The weeping faces that October morning in the nation’s capital were proof that I was not alone. Americans of all races, ages, and political leanings share the deep concern that an inability to resolve our racial issues may be our undoing. All of our tears carried a question: What is to be done? My tears, however, also contained an answer — an answer that has been passed down through generations of Black experiences in America and that has slowly but relentlessly pushed the nation closer to its professed ideals: solidarity.

Back on that autumn morning of my youth when the n-word knocked the wind out of me, Marcus and I chased Cameron, but we did not catch him before he reached the school grounds. That afternoon, however, saw a different result. Cameron and Marcus crossed paths on the way home and immediately engaged in a profane war of words, calling each other everything but a child of God until the kindling caught fire in a series of blows. The two fought their way through the subdivision: throwing punches in a neighbor’s yard and trampling her tulips, swinging wildly at each other in the street and up into driveways like a caravan of chaos, and even knocking an American flag to the ground—the stars falling and settling in the dirt to be trampled by an adolescent interracial conflict.

Cover of When the Stars Begin to Fall by Theodore R. Johnson

Decades later in the Chamber of Commerce’s Hall of Flags, I tearfully concluded my address to a room of White House Fellows by recalling the gold sun etched into the back of the chair that seated George Washington during the 1787 Constitutional Convention. The sun was bisected by an imagined horizon, giving the illusion that it was either on its way up into the sky or descending to give way to the stars. As the delegates made their way to sign what would become our Constitution, Benjamin Franklin remarked, “I have often looked at that behind the President without being able to tell whether it was rising or setting: But now at length I have the happiness to know that it is a rising and not a setting Sun.”

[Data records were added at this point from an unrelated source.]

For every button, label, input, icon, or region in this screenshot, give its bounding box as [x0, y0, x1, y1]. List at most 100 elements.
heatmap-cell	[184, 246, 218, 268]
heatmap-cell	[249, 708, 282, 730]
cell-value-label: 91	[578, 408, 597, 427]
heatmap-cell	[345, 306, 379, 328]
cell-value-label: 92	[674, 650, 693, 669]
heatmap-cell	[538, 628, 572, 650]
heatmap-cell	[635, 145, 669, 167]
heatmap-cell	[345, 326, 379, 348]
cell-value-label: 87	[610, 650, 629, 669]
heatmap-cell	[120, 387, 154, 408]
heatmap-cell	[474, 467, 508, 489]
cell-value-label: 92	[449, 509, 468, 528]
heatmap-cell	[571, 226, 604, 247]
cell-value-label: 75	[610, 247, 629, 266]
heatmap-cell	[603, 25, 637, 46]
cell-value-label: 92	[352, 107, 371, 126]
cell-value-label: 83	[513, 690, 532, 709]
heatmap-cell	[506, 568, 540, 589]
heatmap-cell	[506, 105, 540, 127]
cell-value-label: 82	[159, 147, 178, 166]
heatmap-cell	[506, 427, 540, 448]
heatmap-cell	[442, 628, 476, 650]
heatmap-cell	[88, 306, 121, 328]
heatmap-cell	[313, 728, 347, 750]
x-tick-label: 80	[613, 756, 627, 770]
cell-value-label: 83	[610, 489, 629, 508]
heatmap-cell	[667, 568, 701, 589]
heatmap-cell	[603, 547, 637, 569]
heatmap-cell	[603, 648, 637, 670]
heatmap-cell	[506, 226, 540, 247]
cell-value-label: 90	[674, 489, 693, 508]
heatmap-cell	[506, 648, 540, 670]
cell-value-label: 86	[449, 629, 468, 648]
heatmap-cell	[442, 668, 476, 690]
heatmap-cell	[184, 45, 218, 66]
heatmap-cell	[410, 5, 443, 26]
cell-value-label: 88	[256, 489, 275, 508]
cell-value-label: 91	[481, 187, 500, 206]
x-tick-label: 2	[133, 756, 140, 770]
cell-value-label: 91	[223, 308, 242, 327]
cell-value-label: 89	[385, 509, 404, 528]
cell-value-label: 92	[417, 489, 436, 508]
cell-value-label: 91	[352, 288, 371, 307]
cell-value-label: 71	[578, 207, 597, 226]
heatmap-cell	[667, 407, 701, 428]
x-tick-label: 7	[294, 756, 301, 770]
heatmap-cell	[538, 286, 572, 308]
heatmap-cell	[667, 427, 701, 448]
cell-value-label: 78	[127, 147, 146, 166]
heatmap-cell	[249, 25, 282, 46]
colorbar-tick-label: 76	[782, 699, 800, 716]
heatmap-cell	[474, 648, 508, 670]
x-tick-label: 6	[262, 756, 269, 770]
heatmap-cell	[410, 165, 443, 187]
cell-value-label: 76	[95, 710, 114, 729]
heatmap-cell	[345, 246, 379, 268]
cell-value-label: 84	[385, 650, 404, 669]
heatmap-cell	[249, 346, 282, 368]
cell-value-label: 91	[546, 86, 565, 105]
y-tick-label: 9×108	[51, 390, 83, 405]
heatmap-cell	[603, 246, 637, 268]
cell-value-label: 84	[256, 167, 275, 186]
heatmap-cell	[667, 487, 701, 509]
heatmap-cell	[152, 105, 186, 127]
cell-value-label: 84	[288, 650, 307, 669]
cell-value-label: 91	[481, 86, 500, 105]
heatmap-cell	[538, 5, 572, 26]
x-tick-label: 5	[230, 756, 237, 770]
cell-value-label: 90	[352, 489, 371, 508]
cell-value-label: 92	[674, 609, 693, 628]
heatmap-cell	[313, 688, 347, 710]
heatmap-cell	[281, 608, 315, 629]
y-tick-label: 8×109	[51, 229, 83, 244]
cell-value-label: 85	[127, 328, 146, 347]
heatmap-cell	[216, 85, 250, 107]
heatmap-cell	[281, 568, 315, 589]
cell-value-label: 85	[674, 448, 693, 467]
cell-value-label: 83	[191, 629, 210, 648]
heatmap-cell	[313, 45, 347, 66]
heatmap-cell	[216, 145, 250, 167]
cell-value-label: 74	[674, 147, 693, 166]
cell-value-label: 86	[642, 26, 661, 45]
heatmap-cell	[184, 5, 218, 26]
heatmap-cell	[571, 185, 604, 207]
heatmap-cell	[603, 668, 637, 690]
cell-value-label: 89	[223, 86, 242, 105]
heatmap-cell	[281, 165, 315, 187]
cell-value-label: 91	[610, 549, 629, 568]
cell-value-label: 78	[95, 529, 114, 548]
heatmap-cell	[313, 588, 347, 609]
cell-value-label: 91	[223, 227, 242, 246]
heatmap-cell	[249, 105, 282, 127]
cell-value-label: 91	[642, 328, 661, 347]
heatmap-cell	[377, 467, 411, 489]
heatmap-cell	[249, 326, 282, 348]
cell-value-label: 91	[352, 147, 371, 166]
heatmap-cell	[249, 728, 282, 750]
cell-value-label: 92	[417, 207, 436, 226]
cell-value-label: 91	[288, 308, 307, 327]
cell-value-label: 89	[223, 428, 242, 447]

Under the sweltering suns of an America unrealized, many Black people toiled under the lash to help build a nation. Forbidden to sing of the freedom their souls demanded, they turned to Christian themes to cloak their hearts’ desire. Substituting visions of a heavenly rapture for their dreams of emancipation, they devised spirituals that famed sociologist and historian W.E.B DuBois called the nation’s first original music — the “sorrow songs.” One such song chronicled the rising sun, symbolizing the end of one day and the beginning of another:

My Lord, what a morning
My Lord what a morning
My Lord, what a morning
When the stars begin to fall.

When I descended the stage, I stumbled a bit. After awkwardly taking a few steps to regain my balance, David, a white retired Air Force pilot with silver hair, caught me in a bear hug next to the American flag that bordered the stage. I could not help thinking of what the generations before us would have thought of this fleeting moment of connection and unity, especially the generations of my family filled with sturdy men and women from the red clay of Georgia and the tobacco fields of South Carolina who had endured the nation’s worst impulses just so I would have a fighting chance at the Promise. If my name is any indication, they would have seen a rising sun — a reason to continue hoping that racial equality lies ahead. Whether it is indeed setting or rising, however, will depend on our ability to find the solidarity charted in the pages ahead.